Mots clés : Contrat social, réforme, révolution, Université.
Abstract:
The social and professional integration of young university graduates is a pressing issue today. A reflection on the question reveals two fundamental factors among many others that are at the root of the problems of socio-professional integration of young people. These are demography and the mismatch between training and the labour market. Clearly, the university is being challenged by the high demographics and the theoretical training provided.

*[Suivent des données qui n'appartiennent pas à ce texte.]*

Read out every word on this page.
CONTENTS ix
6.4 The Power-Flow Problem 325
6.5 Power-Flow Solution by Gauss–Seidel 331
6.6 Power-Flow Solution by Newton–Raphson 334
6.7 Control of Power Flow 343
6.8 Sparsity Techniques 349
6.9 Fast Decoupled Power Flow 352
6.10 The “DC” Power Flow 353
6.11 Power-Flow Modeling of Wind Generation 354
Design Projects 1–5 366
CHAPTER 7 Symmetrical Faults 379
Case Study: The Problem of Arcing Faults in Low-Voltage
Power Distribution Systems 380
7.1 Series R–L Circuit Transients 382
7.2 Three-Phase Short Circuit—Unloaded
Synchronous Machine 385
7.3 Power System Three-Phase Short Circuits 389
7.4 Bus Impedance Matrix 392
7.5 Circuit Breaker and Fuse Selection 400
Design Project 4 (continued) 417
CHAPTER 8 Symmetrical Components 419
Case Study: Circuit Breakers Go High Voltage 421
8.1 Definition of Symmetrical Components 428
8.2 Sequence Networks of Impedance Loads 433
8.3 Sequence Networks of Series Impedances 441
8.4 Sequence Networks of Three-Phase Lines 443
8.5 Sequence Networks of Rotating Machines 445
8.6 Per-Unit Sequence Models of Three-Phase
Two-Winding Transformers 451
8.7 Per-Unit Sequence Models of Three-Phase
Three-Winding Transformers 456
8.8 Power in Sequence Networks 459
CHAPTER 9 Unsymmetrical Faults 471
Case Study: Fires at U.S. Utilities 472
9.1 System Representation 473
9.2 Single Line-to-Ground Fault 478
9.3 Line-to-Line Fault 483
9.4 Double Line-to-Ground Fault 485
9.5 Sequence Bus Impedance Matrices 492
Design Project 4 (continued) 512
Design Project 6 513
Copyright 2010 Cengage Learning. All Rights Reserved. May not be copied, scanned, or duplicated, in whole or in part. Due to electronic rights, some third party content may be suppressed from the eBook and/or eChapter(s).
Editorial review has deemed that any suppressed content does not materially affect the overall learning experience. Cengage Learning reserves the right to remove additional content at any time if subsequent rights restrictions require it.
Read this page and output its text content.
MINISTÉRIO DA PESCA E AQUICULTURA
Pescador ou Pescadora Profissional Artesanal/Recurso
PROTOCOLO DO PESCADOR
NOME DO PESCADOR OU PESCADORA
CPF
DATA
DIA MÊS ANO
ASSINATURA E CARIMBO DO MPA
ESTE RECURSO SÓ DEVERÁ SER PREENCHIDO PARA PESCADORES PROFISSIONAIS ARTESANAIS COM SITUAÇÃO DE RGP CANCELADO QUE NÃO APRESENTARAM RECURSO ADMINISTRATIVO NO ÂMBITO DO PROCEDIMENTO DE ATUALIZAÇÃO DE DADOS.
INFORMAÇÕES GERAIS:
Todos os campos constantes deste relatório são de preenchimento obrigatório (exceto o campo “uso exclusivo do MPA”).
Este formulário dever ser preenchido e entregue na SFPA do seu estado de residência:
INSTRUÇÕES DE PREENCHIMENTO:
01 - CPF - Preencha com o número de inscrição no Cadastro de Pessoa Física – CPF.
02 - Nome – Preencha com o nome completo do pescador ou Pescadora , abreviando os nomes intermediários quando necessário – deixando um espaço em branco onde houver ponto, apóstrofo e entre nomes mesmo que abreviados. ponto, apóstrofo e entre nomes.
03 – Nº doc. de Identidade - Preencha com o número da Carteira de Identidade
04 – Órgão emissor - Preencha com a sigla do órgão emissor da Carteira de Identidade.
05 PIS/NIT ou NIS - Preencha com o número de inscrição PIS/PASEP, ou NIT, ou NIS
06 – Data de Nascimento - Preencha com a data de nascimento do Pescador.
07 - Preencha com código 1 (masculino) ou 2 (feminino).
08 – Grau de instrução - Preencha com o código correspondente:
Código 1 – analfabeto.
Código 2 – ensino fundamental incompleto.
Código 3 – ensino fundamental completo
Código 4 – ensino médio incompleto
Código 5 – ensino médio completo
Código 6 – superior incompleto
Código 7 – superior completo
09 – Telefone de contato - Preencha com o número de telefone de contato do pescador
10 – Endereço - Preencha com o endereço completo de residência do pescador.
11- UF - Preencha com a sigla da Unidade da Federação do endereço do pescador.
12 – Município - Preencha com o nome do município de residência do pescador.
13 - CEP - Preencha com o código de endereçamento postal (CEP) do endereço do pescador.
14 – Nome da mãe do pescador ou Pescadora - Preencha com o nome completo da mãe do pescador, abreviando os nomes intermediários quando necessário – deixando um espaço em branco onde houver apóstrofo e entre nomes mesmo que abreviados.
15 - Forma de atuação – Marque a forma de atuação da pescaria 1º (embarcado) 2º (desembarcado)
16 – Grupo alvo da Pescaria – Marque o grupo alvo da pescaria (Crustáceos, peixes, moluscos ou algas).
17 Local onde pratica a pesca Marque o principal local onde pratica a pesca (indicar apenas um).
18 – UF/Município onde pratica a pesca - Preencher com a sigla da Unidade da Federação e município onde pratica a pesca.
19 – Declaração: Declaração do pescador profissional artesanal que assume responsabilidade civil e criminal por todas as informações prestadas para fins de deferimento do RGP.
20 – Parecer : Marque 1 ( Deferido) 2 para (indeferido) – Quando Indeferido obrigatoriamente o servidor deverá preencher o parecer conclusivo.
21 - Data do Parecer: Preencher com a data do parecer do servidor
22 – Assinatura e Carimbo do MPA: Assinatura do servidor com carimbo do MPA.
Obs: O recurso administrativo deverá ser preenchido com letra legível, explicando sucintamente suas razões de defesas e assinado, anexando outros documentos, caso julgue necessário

In the context of training and employability of students, this paper intends to invite a new paradigmatic process in the transmission of education and proposes new formalities for internships in enterprises.
Keywords : Social contract, reform, revolution, University.
Introduction
L’Université, est un cadre intellectuel et un tournant décisif pour toute personne suivant un cursus d’étude classique. Elle est une sorte de fabrique de futurs citoyens censés être les responsables du développement de la société. On peut aisément déduire que dans sa mission première, elle objecte une réalisation de la personne qu’est l’étudiant ou l’étudiante, mais aussi de l’enseignant. Toutefois, le système universitaire n’est pas toujours parfait. Il est en Afrique, le théâtre de faits peu reluisants et indignespour le temple du savoir. Face à cette situation, ses administrés demandent un renouvellement de ses structures et de son mode de fonctionnement qui doit nécessairement évoluer suivant deux tendances : la tendance des réformistes et celle des révolutionnaires. Fort de cela, la question est de savoir quelle est la meilleure perspective que l’Université doit adopter en vue de relever son niveau de fonctionnement ?

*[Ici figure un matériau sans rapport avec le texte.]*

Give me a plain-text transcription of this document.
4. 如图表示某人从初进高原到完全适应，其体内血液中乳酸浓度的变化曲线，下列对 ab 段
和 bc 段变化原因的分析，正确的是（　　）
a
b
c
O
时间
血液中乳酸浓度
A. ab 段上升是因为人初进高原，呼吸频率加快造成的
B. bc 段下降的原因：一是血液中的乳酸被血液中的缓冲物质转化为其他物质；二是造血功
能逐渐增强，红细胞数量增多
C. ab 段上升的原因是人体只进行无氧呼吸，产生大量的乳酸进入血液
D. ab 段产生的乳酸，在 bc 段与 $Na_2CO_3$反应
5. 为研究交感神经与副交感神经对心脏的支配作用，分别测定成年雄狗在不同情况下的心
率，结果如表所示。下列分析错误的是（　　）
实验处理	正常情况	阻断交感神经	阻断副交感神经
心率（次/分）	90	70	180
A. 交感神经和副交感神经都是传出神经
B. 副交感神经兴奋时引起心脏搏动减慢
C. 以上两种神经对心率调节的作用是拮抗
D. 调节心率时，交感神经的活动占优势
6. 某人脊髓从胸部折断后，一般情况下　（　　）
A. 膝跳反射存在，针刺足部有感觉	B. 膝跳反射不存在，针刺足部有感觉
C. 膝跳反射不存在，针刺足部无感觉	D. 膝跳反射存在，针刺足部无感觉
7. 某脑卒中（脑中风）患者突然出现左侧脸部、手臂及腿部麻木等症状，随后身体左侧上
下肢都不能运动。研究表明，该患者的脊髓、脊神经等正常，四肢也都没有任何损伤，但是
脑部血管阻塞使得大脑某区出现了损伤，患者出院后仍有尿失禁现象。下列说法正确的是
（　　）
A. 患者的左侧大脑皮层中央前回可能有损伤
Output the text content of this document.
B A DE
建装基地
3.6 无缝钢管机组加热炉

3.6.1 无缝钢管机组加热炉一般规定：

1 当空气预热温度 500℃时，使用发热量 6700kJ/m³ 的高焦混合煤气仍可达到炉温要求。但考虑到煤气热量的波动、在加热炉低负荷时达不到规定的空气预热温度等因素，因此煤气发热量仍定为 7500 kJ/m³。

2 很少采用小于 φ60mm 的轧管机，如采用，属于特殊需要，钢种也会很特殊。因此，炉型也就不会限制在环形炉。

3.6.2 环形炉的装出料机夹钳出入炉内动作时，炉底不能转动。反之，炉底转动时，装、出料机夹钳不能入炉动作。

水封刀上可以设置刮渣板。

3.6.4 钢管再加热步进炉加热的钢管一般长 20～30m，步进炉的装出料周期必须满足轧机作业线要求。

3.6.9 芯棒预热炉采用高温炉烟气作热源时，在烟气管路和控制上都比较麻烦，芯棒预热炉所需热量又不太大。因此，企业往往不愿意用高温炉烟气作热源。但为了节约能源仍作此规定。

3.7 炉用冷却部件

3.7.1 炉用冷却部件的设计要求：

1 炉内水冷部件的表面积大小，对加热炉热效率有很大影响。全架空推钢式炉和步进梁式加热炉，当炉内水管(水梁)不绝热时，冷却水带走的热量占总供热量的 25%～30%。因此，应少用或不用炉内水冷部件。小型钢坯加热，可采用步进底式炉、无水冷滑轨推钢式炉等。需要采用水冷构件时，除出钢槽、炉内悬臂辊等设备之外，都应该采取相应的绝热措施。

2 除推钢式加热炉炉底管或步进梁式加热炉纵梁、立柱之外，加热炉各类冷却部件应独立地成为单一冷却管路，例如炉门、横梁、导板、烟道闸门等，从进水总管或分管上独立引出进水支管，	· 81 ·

C’est en ce sens que nous avons recours au philosophe français, Paul Ricœur, en reprenant à nouveaux frais, son article intitulé «Réforme et révolution dans l’Université »[57], écrit en 1968. Il y traite le problème du système universitaire. Mais avant cet article, il a mené une enquête sur les Universités, leur viabilité, leur administration et leur obligation envers les groupes sociaux, qui fut publié en 1964 sous le titre « Faire l’université », dans lequel il montre que l’université est essentiellement confrontée à la fois au défi démographique et à l’obligation constante de faire coïncider rationalité et efficacité. Chaque année des effectifs pléthoriques sont déversés à l’université, destinés à constituer une bonne partie des élites. Cependant, l’université leur offre-t-elle les meilleurs enseignants et enseignements possibles ?
D’ores et déjà, il faut faire remarquer que les critiques faites à l’Université, aujourd’hui, laissent entrevoir la nécessité d’une profonde réforme de cette structure académique et pédagogique responsable de la formation des jeunes étudiants qui doivent constituer l’élite intellectuelle dans différents États. Pour une meilleure appréhension de cette question, l’article va s’appuyer sur l’œuvre « Réforme et révolution dans l’Université » de Paul Ricœur. Dans cette œuvre, l’auteur propose une conciliation de deux tendances, à savoir la tendance réformiste et la tendance révolutionnaire. Cette perspective, selon Paul Ricœur, donne à l’Université un caractère malléable qui s’adapte de toutes formes d’actualisations. Dès lors, les maquettes pédagogiques contribuent-elles à l’insertion des étudiants qui sont formés à l’université dans le monde du travail ? Quelle offre de formation faut-il proposer aux diplômés de l’Université pour qu’ils soient compétitifs sur le marché de l’emploi ?
À l’aide de la méthode analytique, nous tentons, dans un premier axe de notre cheminement, de rendre compte de la pensée de Paul Ricœur concernant la réforme et la révolution dans l’Université, ensuite, dans un second axe, nous procédons à un état des lieux du milieu universitaire en Afrique et, enfin, dans un troisième axe, nous envisageons des réponses aux préoccupations en vue d’une meilleure employabilité.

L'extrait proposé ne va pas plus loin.